Installation process is pretty straight forward. There is an assembly instruction on the website but if you know RPi’s system it shouldn’t be a problem to do it yourself. I had my 6 year old boy to help.
Software installation
There are couple of things that are necessary to do, before installing the system on NVMe drive.
- Boot RPi from SD card with Rasbpian image
- Format the NVMe drive using Raspberry Imager tool from the Raspian GUI
- In terminal run
sudo raspi-config
- Go to “Advanced” and choose your NVMe drive to boot from
- Reboot RPi
Activating PCIe 3 mode
Note that this mode is officially not supported but works, quite well as I can tell from my experience.

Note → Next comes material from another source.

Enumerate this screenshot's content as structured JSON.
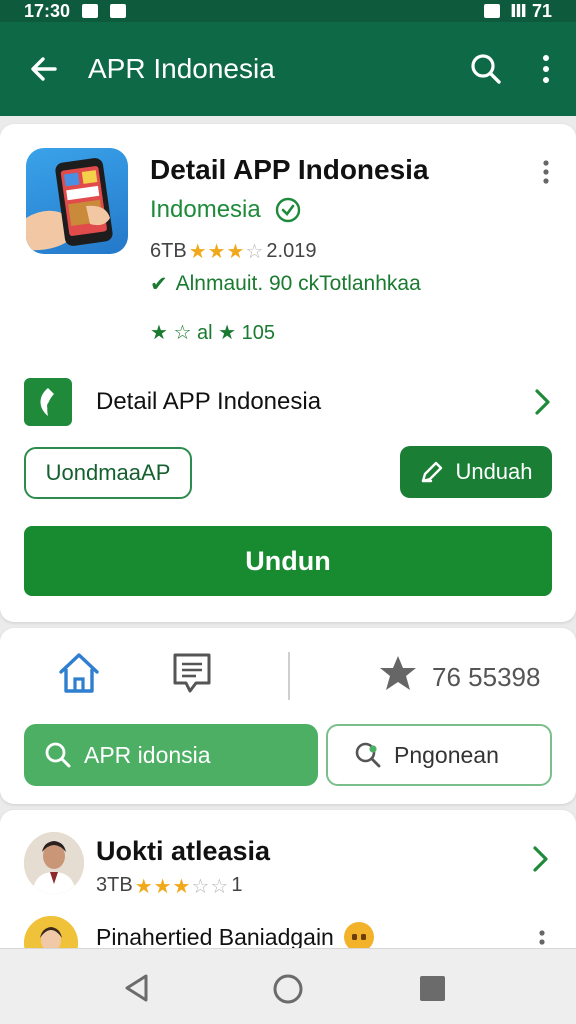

Make sure your system is up to date. In that case you might want to run
sudo apt-get update && sudo apt-get upgrade
in terminal.
- Edit: /boot/firmware/config.txt (using nano or vim, if you prefer)
- Add line in the bootom of the file:
[all]
dtparam=pciex1_gen=3 - Save, exit and reboot
Benchmarks
As your drive is working at it’s full possible speed it’s time to make measurements. There are some simple benchmarking tools in terminal that I will use.
systemd-analyze
This one will show boot time, both kernel and the whole system.
sudo hdparm -t --direct /dev/nvme0n1pl
where /dev/nvme0n1pl is the path to your drive mountpoint. Your drive propably will have different name – you can check it with
fsdisk -l
I did few runs to get sort of a medium score in MB/s. Read speed should oscillate around 800-820 MB/s.
Write speeds were tested using a script
sudo curl https://raw.githubusercontent.com/TheRemote/PiBenchmarks/master/Storage.sh | sudo bash
Write speed was 436 MB/s. Really impressive! It leaves behind both SD cards (R/W ~ 70-90 MB/s) and USB3 SSD’s (R/W ~ 200 – 350 MB/s).
Conclusion
Benchmarks don’t leave any doubts – NVMe is the fastest memory technology on the market right now. If you want to use Raspberry PI 5 as I do for daily usage, such as internet browsing, LAN and servers management and even software development – which I do partially on RPi – NVMe drive is a way to take your raspberry to the next level!